Inspiré du rapport Camdessus, le projet corrige plusieurs défauts des pratiques budgétaires passées, mais
doit être amendé sur plusieurs points.
En premier lieu, il ne fixe pas l'horizon auquel une situation financière stable doit être atteinte. Le risque est
que cela aboutisse à un déficit contrôlé a minima et à une dette publique maintenue à un niveau
durablement élevée.
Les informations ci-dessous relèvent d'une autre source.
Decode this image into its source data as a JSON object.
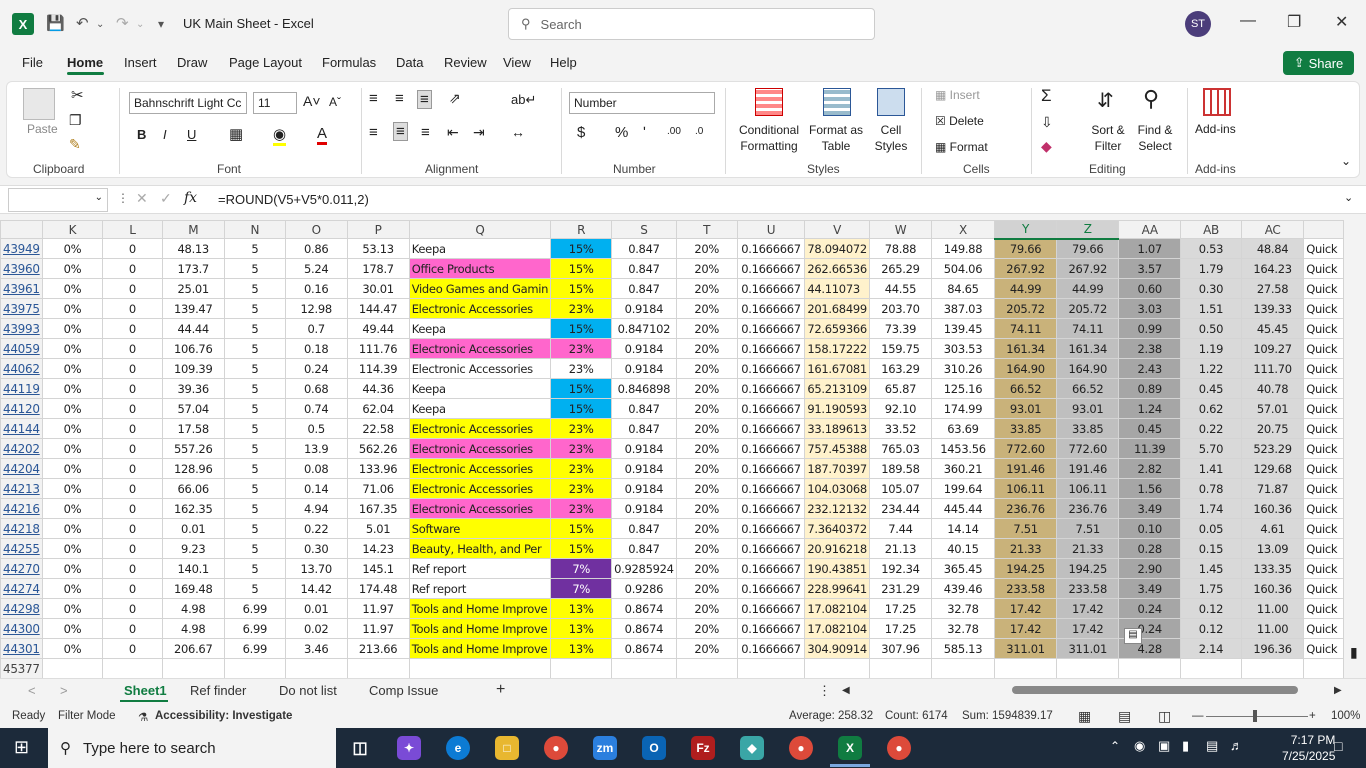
{
  "window": {
    "title": "UK Main Sheet  -  Excel",
    "user_initials": "ST"
  },
  "search": {
    "placeholder": "Search"
  },
  "menu": [
    "File",
    "Home",
    "Insert",
    "Draw",
    "Page Layout",
    "Formulas",
    "Data",
    "Review",
    "View",
    "Help"
  ],
  "share_label": "Share",
  "ribbon": {
    "clipboard": {
      "label": "Clipboard",
      "paste": "Paste"
    },
    "font": {
      "label": "Font",
      "name": "Bahnschrift Light Cc",
      "size": "11",
      "bold": "B",
      "italic": "I",
      "underline": "U"
    },
    "alignment": {
      "label": "Alignment"
    },
    "number": {
      "label": "Number",
      "format": "Number"
    },
    "styles": {
      "label": "Styles",
      "conditional": "Conditional Formatting",
      "format_table": "Format as Table",
      "cell_styles": "Cell Styles"
    },
    "cells": {
      "label": "Cells",
      "insert": "Insert",
      "delete": "Delete",
      "format": "Format"
    },
    "editing": {
      "label": "Editing",
      "sort": "Sort & Filter",
      "find": "Find & Select"
    },
    "addins": {
      "label": "Add-ins",
      "addins": "Add-ins"
    }
  },
  "formula_bar": {
    "formula": "=ROUND(V5+V5*0.011,2)",
    "fx": "fx"
  },
  "columns": [
    "K",
    "L",
    "M",
    "N",
    "O",
    "P",
    "Q",
    "R",
    "S",
    "T",
    "U",
    "V",
    "W",
    "X",
    "Y",
    "Z",
    "AA",
    "AB",
    "AC",
    ""
  ],
  "selected_columns": [
    "Y",
    "Z"
  ],
  "colors": {
    "pink": "#ff66cc",
    "yellow": "#ffff00",
    "cyan": "#00b0f0",
    "purple": "#7030a0",
    "tan": "#fff2cc",
    "yz": "#c9b27a",
    "yz2": "#bfbfbf",
    "aa": "#a6a6a6",
    "excel_green": "#107c41"
  },
  "rows": [
    {
      "r": "43949",
      "k": "0%",
      "l": "0",
      "m": "48.13",
      "n": "5",
      "o": "0.86",
      "p": "53.13",
      "q": "Keepa",
      "qc": "",
      "rv": "15%",
      "rc": "cyan",
      "s": "0.847",
      "t": "20%",
      "u": "0.1666667",
      "v": "78.094072",
      "w": "78.88",
      "x": "149.88",
      "y": "79.66",
      "z": "79.66",
      "aa": "1.07",
      "ab": "0.53",
      "ac": "48.84",
      "ad": "Quick"
    },
    {
      "r": "43960",
      "k": "0%",
      "l": "0",
      "m": "173.7",
      "n": "5",
      "o": "5.24",
      "p": "178.7",
      "q": "Office Products",
      "qc": "pink",
      "rv": "15%",
      "rc": "yellow",
      "s": "0.847",
      "t": "20%",
      "u": "0.1666667",
      "v": "262.66536",
      "w": "265.29",
      "x": "504.06",
      "y": "267.92",
      "z": "267.92",
      "aa": "3.57",
      "ab": "1.79",
      "ac": "164.23",
      "ad": "Quick"
    },
    {
      "r": "43961",
      "k": "0%",
      "l": "0",
      "m": "25.01",
      "n": "5",
      "o": "0.16",
      "p": "30.01",
      "q": "Video Games and Gamin",
      "qc": "yellow",
      "rv": "15%",
      "rc": "yellow",
      "s": "0.847",
      "t": "20%",
      "u": "0.1666667",
      "v": "44.11073",
      "w": "44.55",
      "x": "84.65",
      "y": "44.99",
      "z": "44.99",
      "aa": "0.60",
      "ab": "0.30",
      "ac": "27.58",
      "ad": "Quick"
    },
    {
      "r": "43975",
      "k": "0%",
      "l": "0",
      "m": "139.47",
      "n": "5",
      "o": "12.98",
      "p": "144.47",
      "q": "Electronic Accessories",
      "qc": "yellow",
      "rv": "23%",
      "rc": "yellow",
      "s": "0.9184",
      "t": "20%",
      "u": "0.1666667",
      "v": "201.68499",
      "w": "203.70",
      "x": "387.03",
      "y": "205.72",
      "z": "205.72",
      "aa": "3.03",
      "ab": "1.51",
      "ac": "139.33",
      "ad": "Quick"
    },
    {
      "r": "43993",
      "k": "0%",
      "l": "0",
      "m": "44.44",
      "n": "5",
      "o": "0.7",
      "p": "49.44",
      "q": "Keepa",
      "qc": "",
      "rv": "15%",
      "rc": "cyan",
      "s": "0.847102",
      "t": "20%",
      "u": "0.1666667",
      "v": "72.659366",
      "w": "73.39",
      "x": "139.45",
      "y": "74.11",
      "z": "74.11",
      "aa": "0.99",
      "ab": "0.50",
      "ac": "45.45",
      "ad": "Quick"
    },
    {
      "r": "44059",
      "k": "0%",
      "l": "0",
      "m": "106.76",
      "n": "5",
      "o": "0.18",
      "p": "111.76",
      "q": "Electronic Accessories",
      "qc": "pink",
      "rv": "23%",
      "rc": "pink",
      "s": "0.9184",
      "t": "20%",
      "u": "0.1666667",
      "v": "158.17222",
      "w": "159.75",
      "x": "303.53",
      "y": "161.34",
      "z": "161.34",
      "aa": "2.38",
      "ab": "1.19",
      "ac": "109.27",
      "ad": "Quick"
    },
    {
      "r": "44062",
      "k": "0%",
      "l": "0",
      "m": "109.39",
      "n": "5",
      "o": "0.24",
      "p": "114.39",
      "q": "Electronic Accessories",
      "qc": "",
      "rv": "23%",
      "rc": "",
      "s": "0.9184",
      "t": "20%",
      "u": "0.1666667",
      "v": "161.67081",
      "w": "163.29",
      "x": "310.26",
      "y": "164.90",
      "z": "164.90",
      "aa": "2.43",
      "ab": "1.22",
      "ac": "111.70",
      "ad": "Quick"
    },
    {
      "r": "44119",
      "k": "0%",
      "l": "0",
      "m": "39.36",
      "n": "5",
      "o": "0.68",
      "p": "44.36",
      "q": "Keepa",
      "qc": "",
      "rv": "15%",
      "rc": "cyan",
      "s": "0.846898",
      "t": "20%",
      "u": "0.1666667",
      "v": "65.213109",
      "w": "65.87",
      "x": "125.16",
      "y": "66.52",
      "z": "66.52",
      "aa": "0.89",
      "ab": "0.45",
      "ac": "40.78",
      "ad": "Quick"
    },
    {
      "r": "44120",
      "k": "0%",
      "l": "0",
      "m": "57.04",
      "n": "5",
      "o": "0.74",
      "p": "62.04",
      "q": "Keepa",
      "qc": "",
      "rv": "15%",
      "rc": "cyan",
      "s": "0.847",
      "t": "20%",
      "u": "0.1666667",
      "v": "91.190593",
      "w": "92.10",
      "x": "174.99",
      "y": "93.01",
      "z": "93.01",
      "aa": "1.24",
      "ab": "0.62",
      "ac": "57.01",
      "ad": "Quick"
    },
    {
      "r": "44144",
      "k": "0%",
      "l": "0",
      "m": "17.58",
      "n": "5",
      "o": "0.5",
      "p": "22.58",
      "q": "Electronic Accessories",
      "qc": "yellow",
      "rv": "23%",
      "rc": "yellow",
      "s": "0.847",
      "t": "20%",
      "u": "0.1666667",
      "v": "33.189613",
      "w": "33.52",
      "x": "63.69",
      "y": "33.85",
      "z": "33.85",
      "aa": "0.45",
      "ab": "0.22",
      "ac": "20.75",
      "ad": "Quick"
    },
    {
      "r": "44202",
      "k": "0%",
      "l": "0",
      "m": "557.26",
      "n": "5",
      "o": "13.9",
      "p": "562.26",
      "q": "Electronic Accessories",
      "qc": "pink",
      "rv": "23%",
      "rc": "pink",
      "s": "0.9184",
      "t": "20%",
      "u": "0.1666667",
      "v": "757.45388",
      "w": "765.03",
      "x": "1453.56",
      "y": "772.60",
      "z": "772.60",
      "aa": "11.39",
      "ab": "5.70",
      "ac": "523.29",
      "ad": "Quick"
    },
    {
      "r": "44204",
      "k": "0%",
      "l": "0",
      "m": "128.96",
      "n": "5",
      "o": "0.08",
      "p": "133.96",
      "q": "Electronic Accessories",
      "qc": "yellow",
      "rv": "23%",
      "rc": "yellow",
      "s": "0.9184",
      "t": "20%",
      "u": "0.1666667",
      "v": "187.70397",
      "w": "189.58",
      "x": "360.21",
      "y": "191.46",
      "z": "191.46",
      "aa": "2.82",
      "ab": "1.41",
      "ac": "129.68",
      "ad": "Quick"
    },
    {
      "r": "44213",
      "k": "0%",
      "l": "0",
      "m": "66.06",
      "n": "5",
      "o": "0.14",
      "p": "71.06",
      "q": "Electronic Accessories",
      "qc": "yellow",
      "rv": "23%",
      "rc": "yellow",
      "s": "0.9184",
      "t": "20%",
      "u": "0.1666667",
      "v": "104.03068",
      "w": "105.07",
      "x": "199.64",
      "y": "106.11",
      "z": "106.11",
      "aa": "1.56",
      "ab": "0.78",
      "ac": "71.87",
      "ad": "Quick"
    },
    {
      "r": "44216",
      "k": "0%",
      "l": "0",
      "m": "162.35",
      "n": "5",
      "o": "4.94",
      "p": "167.35",
      "q": "Electronic Accessories",
      "qc": "pink",
      "rv": "23%",
      "rc": "pink",
      "s": "0.9184",
      "t": "20%",
      "u": "0.1666667",
      "v": "232.12132",
      "w": "234.44",
      "x": "445.44",
      "y": "236.76",
      "z": "236.76",
      "aa": "3.49",
      "ab": "1.74",
      "ac": "160.36",
      "ad": "Quick"
    },
    {
      "r": "44218",
      "k": "0%",
      "l": "0",
      "m": "0.01",
      "n": "5",
      "o": "0.22",
      "p": "5.01",
      "q": "Software",
      "qc": "yellow",
      "rv": "15%",
      "rc": "yellow",
      "s": "0.847",
      "t": "20%",
      "u": "0.1666667",
      "v": "7.3640372",
      "w": "7.44",
      "x": "14.14",
      "y": "7.51",
      "z": "7.51",
      "aa": "0.10",
      "ab": "0.05",
      "ac": "4.61",
      "ad": "Quick"
    },
    {
      "r": "44255",
      "k": "0%",
      "l": "0",
      "m": "9.23",
      "n": "5",
      "o": "0.30",
      "p": "14.23",
      "q": "Beauty, Health, and Per",
      "qc": "yellow",
      "rv": "15%",
      "rc": "yellow",
      "s": "0.847",
      "t": "20%",
      "u": "0.1666667",
      "v": "20.916218",
      "w": "21.13",
      "x": "40.15",
      "y": "21.33",
      "z": "21.33",
      "aa": "0.28",
      "ab": "0.15",
      "ac": "13.09",
      "ad": "Quick"
    },
    {
      "r": "44270",
      "k": "0%",
      "l": "0",
      "m": "140.1",
      "n": "5",
      "o": "13.70",
      "p": "145.1",
      "q": "Ref report",
      "qc": "",
      "rv": "7%",
      "rc": "purple",
      "s": "0.9285924",
      "t": "20%",
      "u": "0.1666667",
      "v": "190.43851",
      "w": "192.34",
      "x": "365.45",
      "y": "194.25",
      "z": "194.25",
      "aa": "2.90",
      "ab": "1.45",
      "ac": "133.35",
      "ad": "Quick"
    },
    {
      "r": "44274",
      "k": "0%",
      "l": "0",
      "m": "169.48",
      "n": "5",
      "o": "14.42",
      "p": "174.48",
      "q": "Ref report",
      "qc": "",
      "rv": "7%",
      "rc": "purple",
      "s": "0.9286",
      "t": "20%",
      "u": "0.1666667",
      "v": "228.99641",
      "w": "231.29",
      "x": "439.46",
      "y": "233.58",
      "z": "233.58",
      "aa": "3.49",
      "ab": "1.75",
      "ac": "160.36",
      "ad": "Quick"
    },
    {
      "r": "44298",
      "k": "0%",
      "l": "0",
      "m": "4.98",
      "n": "6.99",
      "o": "0.01",
      "p": "11.97",
      "q": "Tools and Home Improve",
      "qc": "yellow",
      "rv": "13%",
      "rc": "yellow",
      "s": "0.8674",
      "t": "20%",
      "u": "0.1666667",
      "v": "17.082104",
      "w": "17.25",
      "x": "32.78",
      "y": "17.42",
      "z": "17.42",
      "aa": "0.24",
      "ab": "0.12",
      "ac": "11.00",
      "ad": "Quick"
    },
    {
      "r": "44300",
      "k": "0%",
      "l": "0",
      "m": "4.98",
      "n": "6.99",
      "o": "0.02",
      "p": "11.97",
      "q": "Tools and Home Improve",
      "qc": "yellow",
      "rv": "13%",
      "rc": "yellow",
      "s": "0.8674",
      "t": "20%",
      "u": "0.1666667",
      "v": "17.082104",
      "w": "17.25",
      "x": "32.78",
      "y": "17.42",
      "z": "17.42",
      "aa": "0.24",
      "ab": "0.12",
      "ac": "11.00",
      "ad": "Quick"
    },
    {
      "r": "44301",
      "k": "0%",
      "l": "0",
      "m": "206.67",
      "n": "6.99",
      "o": "3.46",
      "p": "213.66",
      "q": "Tools and Home Improve",
      "qc": "yellow",
      "rv": "13%",
      "rc": "yellow",
      "s": "0.8674",
      "t": "20%",
      "u": "0.1666667",
      "v": "304.90914",
      "w": "307.96",
      "x": "585.13",
      "y": "311.01",
      "z": "311.01",
      "aa": "4.28",
      "ab": "2.14",
      "ac": "196.36",
      "ad": "Quick"
    }
  ],
  "last_row_header": "45377",
  "sheets": [
    "Sheet1",
    "Ref finder",
    "Do not list",
    "Comp Issue"
  ],
  "active_sheet": "Sheet1",
  "status": {
    "ready": "Ready",
    "filter": "Filter Mode",
    "accessibility": "Accessibility: Investigate",
    "average": "Average: 258.32",
    "count": "Count: 6174",
    "sum": "Sum: 1594839.17",
    "zoom": "100%"
  },
  "taskbar": {
    "search_placeholder": "Type here to search",
    "time": "7:17 PM",
    "date": "7/25/2025"
  }
}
Au-delà des cycles politiques, la France devrait se doter d'un objectif de dette publique
à un horizon de vingt ans, suffisamment éloigné pour ne pas pénaliser la croissance le temps de
l'ajustement.
Se pose en troisième lieu la question de la correction des écarts passés. Dérapages et bonnes surprises
peuvent conduire sur cinq ans à des écarts de trajectoire considérables. Il est donc indispensable
d'instituer un compte de contrôle afin qu'au-delà d'un certain seuil les écarts en exécution soient rattrapés
au cours des années ultérieures. Une telle procédure offrirait de la flexibilité par rapport au cycle, mais
éviterait les dérapages persistants.
Enfin, la réforme devrait s'accompagner de la mise en place d'un Conseil des finances publiques
indépendant chargé non de prendre des décisions, mais de fixer des hypothèses économiques, d'effectuer
des projections budgétaires et de procéder à des évaluations. Cela garantirait la sincérité des prévisions et
évaluations ; permettrait d'alimenter le débat public en évaluations impartiales ; et assurerait la cohérence
entre décisions annuelles et objectif de long terme.
Il est temps de repenser le cadre de notre politique budgétaire : c'est la clef pour retrouver l'indépendance
économique nécessaire pour faire de vrais choix politiques.